Le gouvernement Essid a été fortement critiqué, lors de l’annonce de sa composition, par des voix locales, pour n’avoir pas prévu un département ministériel dédié à la bonne gouvernance et à la lutte contre la corruption. Aujourd’hui, des partenaires étrangers et bailleurs de fonds relayent la fronde locale et déplorent le peu d’intérêt accordé à la lutte contre la corruption.
Zoom sur une pression qui se fait de plus en plus de manière forte.
Il faut dire de prime abord que cette décision était malheureuse par son timing. Elle est intervenue à un moment où la Tunisie fait l’objet d’un processus d’évaluation du degré de conformité de sa réglementation anti-corruption aux dispositions de la convention de 2003 des Nations unies en matière de lutte contre la corruption, convention à laquelle la Tunisie a adhéré.
Elle est prise, également, à un moment où d’importants chantiers sont ouverts en matière de lutte contre la révolution, s’agissant notamment de projets de lois soumis actuellement à l’Assemblée des représentants du peuple (ARP).

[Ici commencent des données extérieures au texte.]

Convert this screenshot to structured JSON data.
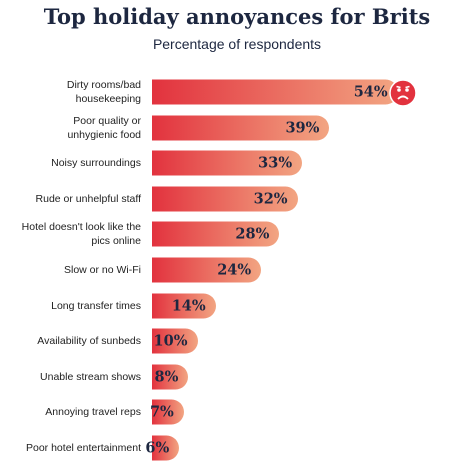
{
  "chart_data": {
    "type": "bar",
    "orientation": "horizontal",
    "title": "Top holiday annoyances for Brits",
    "subtitle": "Percentage of respondents",
    "categories": [
      "Dirty rooms/bad housekeeping",
      "Poor quality or unhygienic food",
      "Noisy surroundings",
      "Rude or unhelpful staff",
      "Hotel doesn't look like the pics online",
      "Slow or no Wi-Fi",
      "Long transfer times",
      "Availability of sunbeds",
      "Unable stream shows",
      "Annoying travel reps",
      "Poor hotel entertainment"
    ],
    "values": [
      54,
      39,
      33,
      32,
      28,
      24,
      14,
      10,
      8,
      7,
      6
    ],
    "value_labels": [
      "54%",
      "39%",
      "33%",
      "32%",
      "28%",
      "24%",
      "14%",
      "10%",
      "8%",
      "7%",
      "6%"
    ],
    "colors": [
      "#e2323e",
      "#f2a582"
    ]
  }
}
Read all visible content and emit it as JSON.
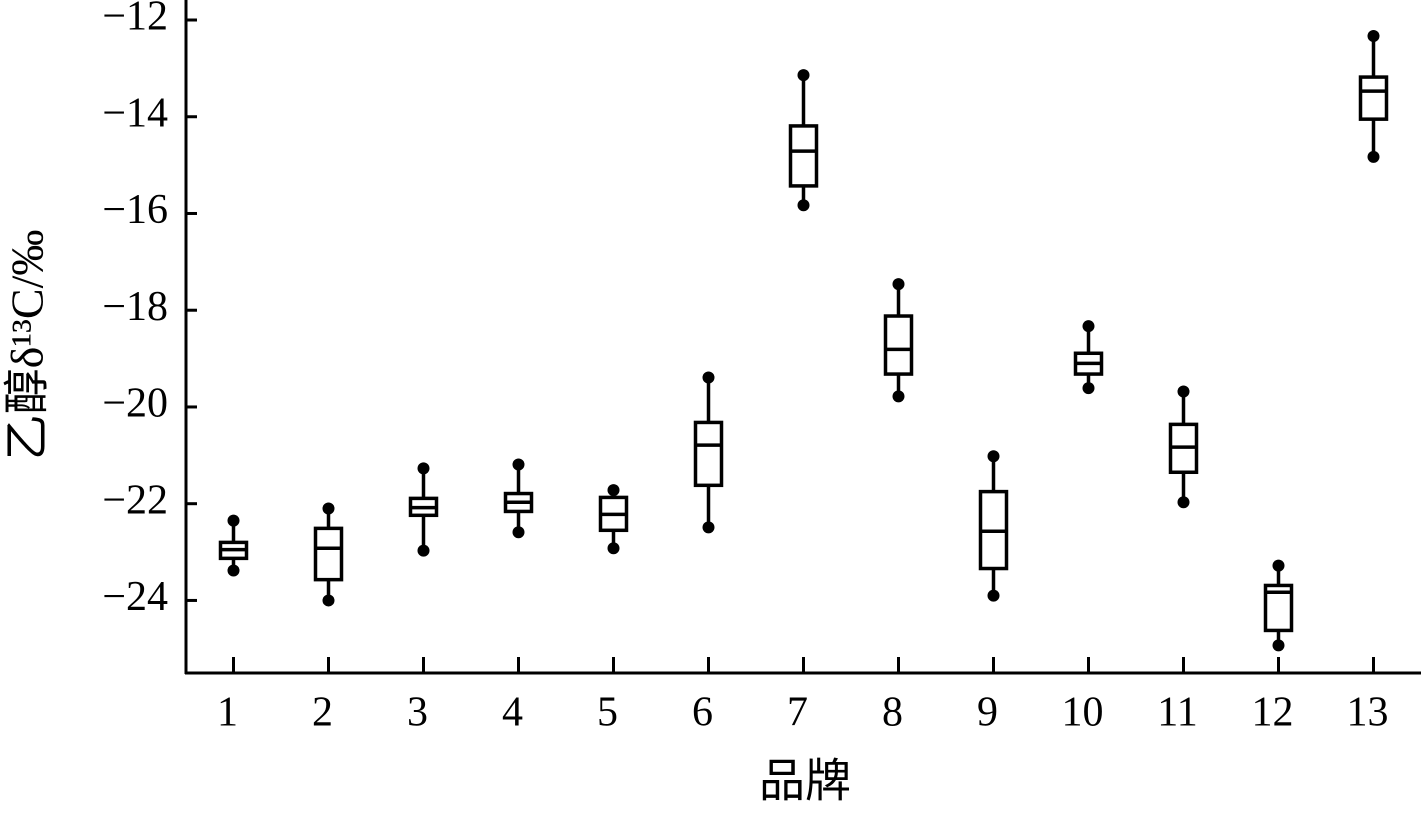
{
  "chart_data": {
    "type": "box",
    "x_label": "品牌",
    "y_label": "乙醇δ¹³C/‰",
    "categories": [
      "1",
      "2",
      "3",
      "4",
      "5",
      "6",
      "7",
      "8",
      "9",
      "10",
      "11",
      "12",
      "13"
    ],
    "low": [
      -23.38,
      -24.0,
      -22.97,
      -22.59,
      -22.92,
      -22.49,
      -15.83,
      -19.78,
      -23.9,
      -19.61,
      -21.97,
      -24.93,
      -14.83
    ],
    "q1": [
      -23.13,
      -23.57,
      -22.24,
      -22.16,
      -22.55,
      -21.62,
      -15.43,
      -19.32,
      -23.34,
      -19.32,
      -21.35,
      -24.62,
      -14.05
    ],
    "median": [
      -22.95,
      -22.92,
      -22.08,
      -21.97,
      -22.22,
      -20.79,
      -14.71,
      -18.81,
      -22.57,
      -19.1,
      -20.83,
      -23.83,
      -13.47
    ],
    "q3": [
      -22.8,
      -22.51,
      -21.89,
      -21.79,
      -21.87,
      -20.32,
      -14.19,
      -18.12,
      -21.75,
      -18.89,
      -20.36,
      -23.69,
      -13.18
    ],
    "high": [
      -22.35,
      -22.1,
      -21.27,
      -21.19,
      -21.72,
      -19.39,
      -13.14,
      -17.46,
      -21.02,
      -18.33,
      -19.68,
      -23.28,
      -12.33
    ],
    "color": "#000000",
    "ylim": [
      -25.5,
      -12
    ],
    "yticks": [
      {
        "value": -24,
        "label": "−24"
      },
      {
        "value": -22,
        "label": "−22"
      },
      {
        "value": -20,
        "label": "−20"
      },
      {
        "value": -18,
        "label": "−18"
      },
      {
        "value": -16,
        "label": "−16"
      },
      {
        "value": -14,
        "label": "−14"
      },
      {
        "value": -12,
        "label": "−12"
      }
    ],
    "grid": false
  }
}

Parmi ceux-ci figurent les projets de loi relatifs au renforcement des systèmes de gouvernance et d’intégrité des entreprises publiques, un projet de loi sur l’enrichissement illicite, un projet de loi sur la protection des dénonciateurs et le projet de code de conduite et d’éthique de l’agent public.
Autant de chantiers qui nécessitent, pour leur consécration au quotidien, une forte volonté politique, un suivi continu et un encadrement institutionnel efficace que seule une structure anti-corruption, de la taille d’un ministère et d’un secrétariat d’Etat, peut garantir.
Absence de volonté politique des gouvernants
Kamel Ayadi, président et fondateur de la Commission permanente de la lutte contre la corruption à la FMOI (Fédération mondiale des organisations d’ingénieurs) et représentant pour la Région MENA du Centre britannique de la lutte contre la corruption, a vu, à l’époque, dans cette décision, une volonté politique d’abandonner la lutte contre la corruption.
Pour lui, la non-réaction des quatre partis dont est issu le gouvernement Habib Essid à l’abandon du département anti-corruption est le moins qu’on puisse dire surprenante. «Il semble que l’inexistence de ce département ne les gêne pas outre mesure et que la lutte contre la corruption n’est pas une de leurs priorités», a-t-il-dit avant d’ajouter: «en matière de lutte contre la corruption, il existe aujourd’hui un vide institutionnel qui risque de donner un message contreproductif aux investisseurs, bailleurs de fonds et partenaires de la Tunisie».
Pour les partenaires étrangers, la lutte contre la corruption est une priorité
Trois mois après, les craintes de Kamel Ayadi commencent à se confirmer. De hautes personnalités étrangères et chambres de commerce mixtes ont relayé les experts locaux pour faire pression sur le gouvernement Essid et surtout pour lui rappeler que la priorité des priorités de son équipe est de mener une guerre sans merci contre la corruption qui gangrène tous les rouages du pays.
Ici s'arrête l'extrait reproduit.